After graduating from the J.J. School of Arts, Haldankar accepted a teaching job at the same institution and served there for some years. In 1908, he left the J.J. School of Art and founded the Haldankar Fine Arts' Institute in 1940 in Bombay. Later, with some friends, he founded the Art Society of India in 1918 and became its first president. Many painters were trained by Haldankar, both at J.J. School of Art and at Haldankar Fine Arts' Institute.

Haldankar's works have been exhibited in Mumbai, Madras, Simla and the Royal Society of British Artists, London. He was awarded two commendation certificates by the Royal Society of British Artists. He was awarded the Governor's Prize by the British Government of Bombay Presidency in the years 1910, 1927 and 1932. After independence, S.L. Haldankar was felicitated by the President of India, Dr. Rajendra Prasad. He was also felicitated as a fellow of the Lalit Kala Akademi, New Delhi.
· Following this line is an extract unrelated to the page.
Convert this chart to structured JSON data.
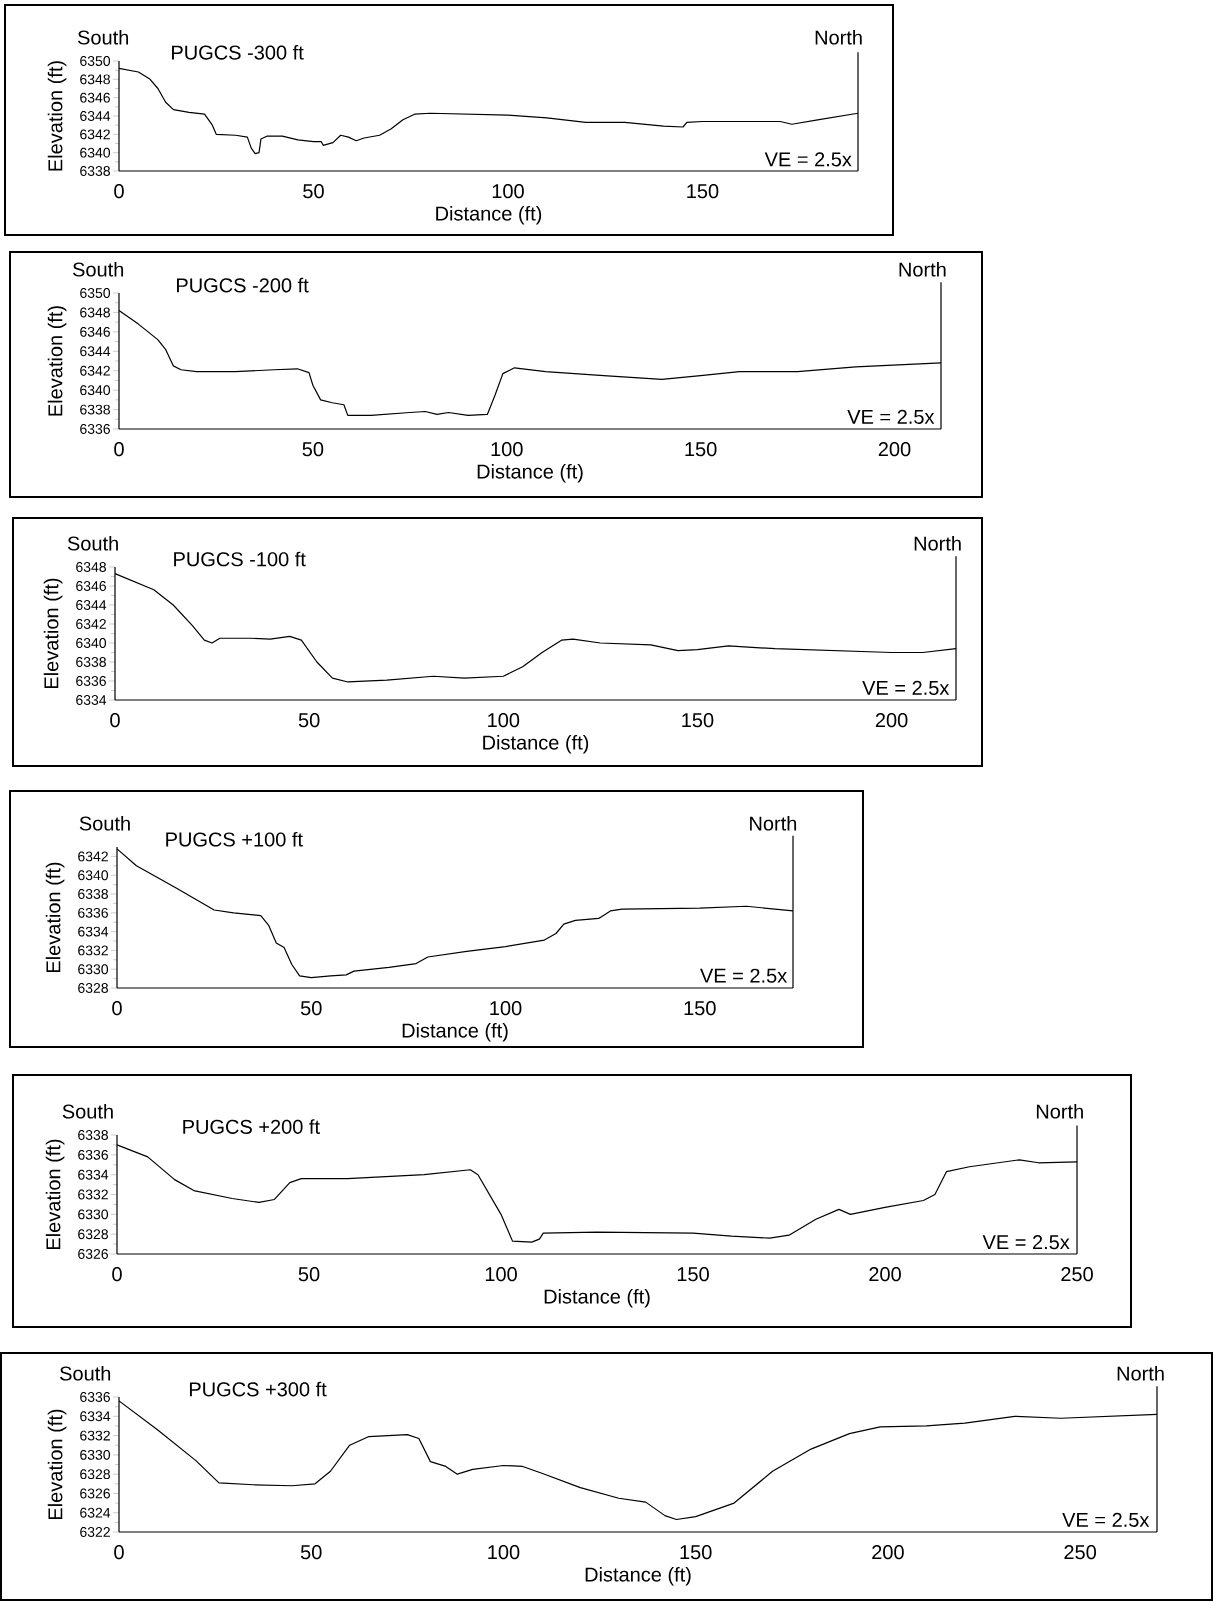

An Italian encyclopedia (available at a library in Wai in Satara district of Maharashtra) ranks Haldankar as one of the three finest watercolorists in the world.
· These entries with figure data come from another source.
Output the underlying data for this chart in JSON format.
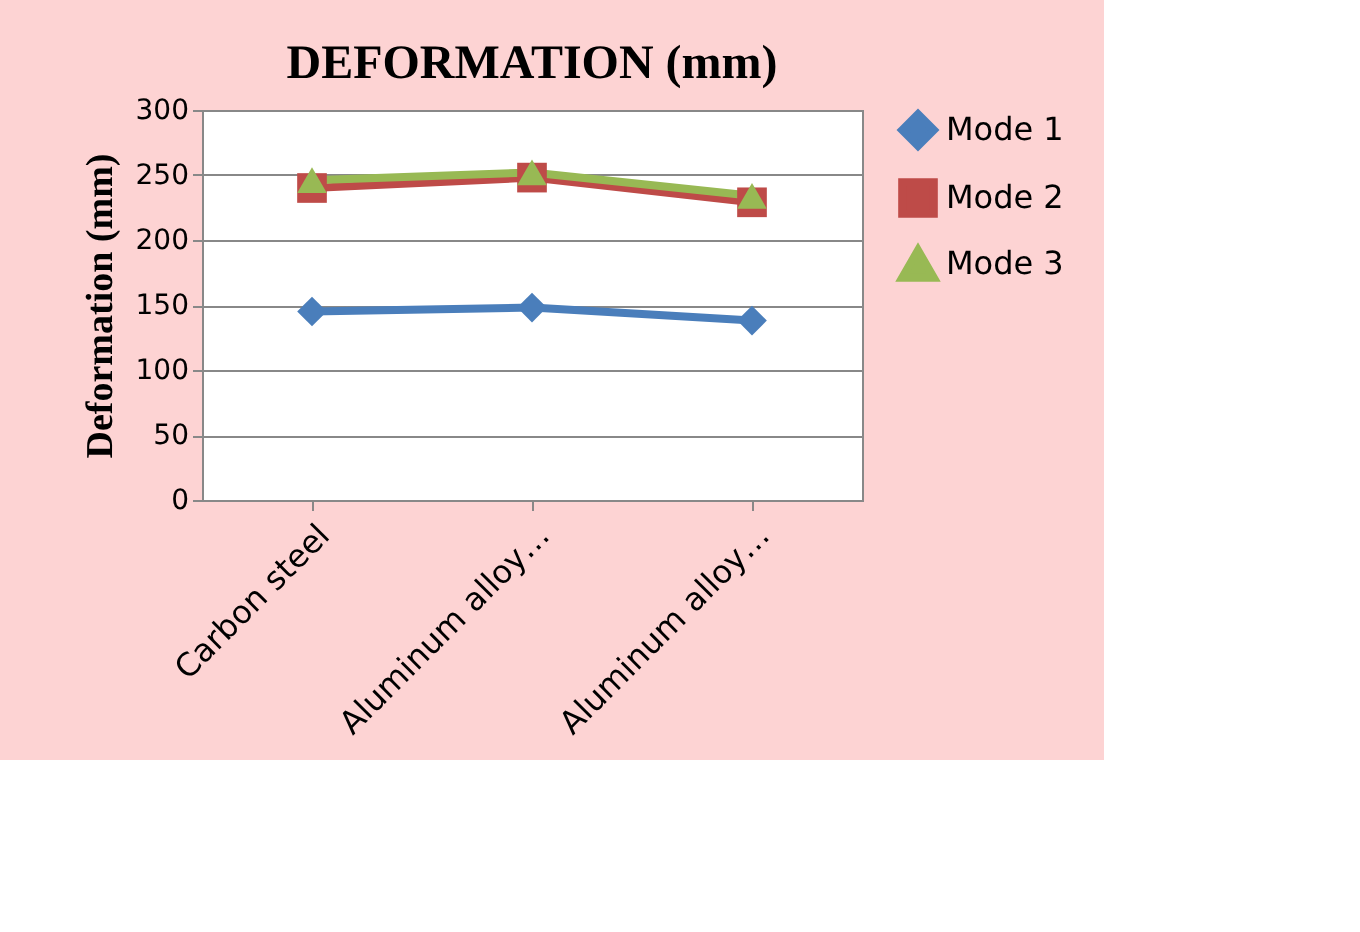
{
  "chart_data": {
    "type": "line",
    "title": "DEFORMATION (mm)",
    "ylabel": "Deformation (mm)",
    "categories": [
      "Carbon steel",
      "Aluminum alloy…",
      "Aluminum alloy…"
    ],
    "series": [
      {
        "name": "Mode 1",
        "color": "#4a7ebb",
        "marker": "diamond",
        "values": [
          145,
          148,
          138
        ]
      },
      {
        "name": "Mode 2",
        "color": "#be4b48",
        "marker": "square",
        "values": [
          240,
          248,
          229
        ]
      },
      {
        "name": "Mode 3",
        "color": "#98b954",
        "marker": "triangle",
        "values": [
          246,
          252,
          234
        ]
      }
    ],
    "ylim": [
      0,
      300
    ],
    "yticks": [
      0,
      50,
      100,
      150,
      200,
      250,
      300
    ],
    "grid": "y",
    "legend": "right",
    "line_style": "solid"
  }
}
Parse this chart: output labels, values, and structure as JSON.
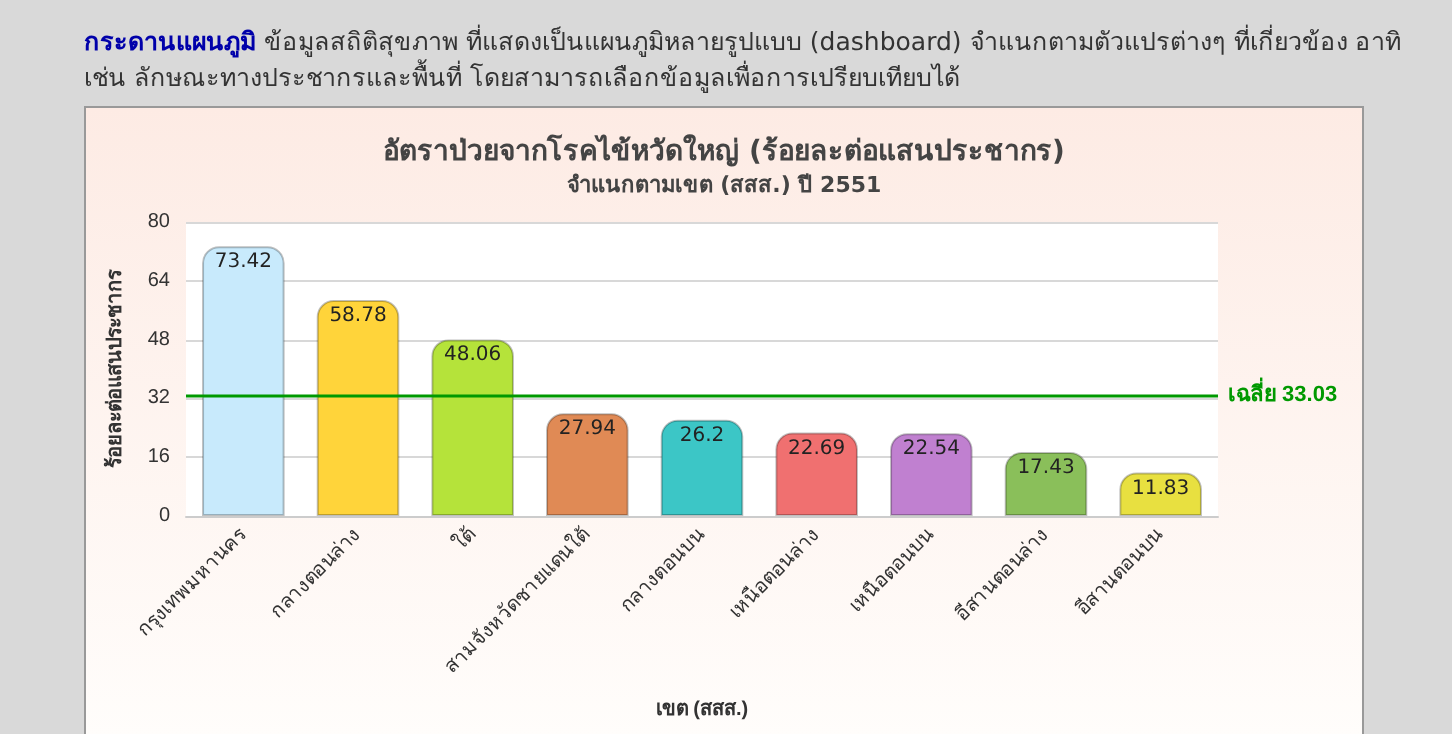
{
  "chart_data": {
    "type": "bar",
    "title": "อัตราป่วยจากโรคไข้หวัดใหญ่ (ร้อยละต่อแสนประชากร)",
    "subtitle": "จำแนกตามเขต (สสส.) ปี 2551",
    "xlabel": "เขต (สสส.)",
    "ylabel": "ร้อยละต่อแสนประชากร",
    "annotations": [
      "กระดานแผนภูมิ",
      "ข้อมูลสถิติสุขภาพ ที่แสดงเป็นแผนภูมิหลายรูปแบบ (dashboard) จำแนกตามตัวแปรต่างๆ ที่เกี่ยวข้อง อาทิ เช่น ลักษณะทางประชากรและพื้นที่ โดยสามารถเลือกข้อมูลเพื่อการเปรียบเทียบได้"
    ],
    "categories": [
      "กรุงเทพมหานคร",
      "กลางตอนล่าง",
      "ใต้",
      "สามจังหวัดชายแดนใต้",
      "กลางตอนบน",
      "เหนือตอนล่าง",
      "เหนือตอนบน",
      "อีสานตอนล่าง",
      "อีสานตอนบน"
    ],
    "values": [
      73.42,
      58.78,
      48.06,
      27.94,
      26.2,
      22.69,
      22.54,
      17.43,
      11.83
    ],
    "colors": [
      "#c8eafc",
      "#ffd43a",
      "#b5e33a",
      "#e08a55",
      "#3cc6c6",
      "#f07070",
      "#c080d0",
      "#8abf5a",
      "#e8e040"
    ],
    "ylim": [
      0,
      80
    ],
    "yticks": [
      0,
      16,
      32,
      48,
      64,
      80
    ],
    "grid": "y",
    "data_labels": true,
    "ref_lines": [
      {
        "axis": "y",
        "value": 33.03,
        "label": "เฉลี่ย 33.03",
        "color": "#009900"
      }
    ]
  }
}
His works can be found in several prominent museums, including Prince of Wales Museum (Mumbai), National Gallery of Modern Art (New Delhi), National Gallery of Modern Art, Mumbai, Jaganmohan Palace Museum (Mysore), Moscow Academy of Art (Russia), Nagpur Museum (Nagpur) and Delhi Art Gallery. Perhaps his most famous painting is Glow of Hope, also known as Woman With the Lamp, which is currently exhibited at Jaganmohan Palace in Mysore ( Karnataka State ). This painting is often incorrectly attributed to Raja Ravi Varma, however in fact it was painted by Haldankar himself. The young girl in that painting is none other than his own daughter Gita Haldankar.

==Personal life==
As per Indian Wedding customs, Haldankar was married at a very young age to a woman of similar family background, in an alliance arranged by their parents. The marriage was happy and conventional. They had seven children, four sons and three daughters. The four sons were Gajanan, Madhukar, Babanrao and Vijayanand (listed by age). His eldest son Gajanan, better known as G. S. Haldankar, grew to be a renowned painter, and he specialized in watercolors. The third son, Babanrao Haldankar, is a noted classical singer. His three daughters are known today through the beautiful paintings he created.

The eldest daughter, Gita Haldankar (later known as Gita Uplekar), was twelve when, during Diwali she was asked by "Bhau" (her father) to pose for the well known painting - today known as Lady with Lamp under his Glow of Hope series. She died aged 102 in Kolhapur in 2018. She was married to Krishnakant Uplekar. The second daughter, Lilavati, was also married into the Uplekar family, to Govindrao Uplekar. Govindrao was a freedom fighter who fought alongside Yeshwantrao Chauhan. Sawlaram Haldankar made another painting with Lilavati known as the Divine Flame, also under the same concept of Glow of Hope. These paintings were made in the same series of deriving glow from a central source like a lamp that throws dramatic shadows in the background and lights the subject's face in a beautiful light. Lilavati had three sons Arun Uplekar, Shrikant Uplekar, and Anand Uplekar. Today Arun Uplekar's daughter Krupali Uplekar Krusche is a Professor of architecture and urban planning at the University of Notre Dame.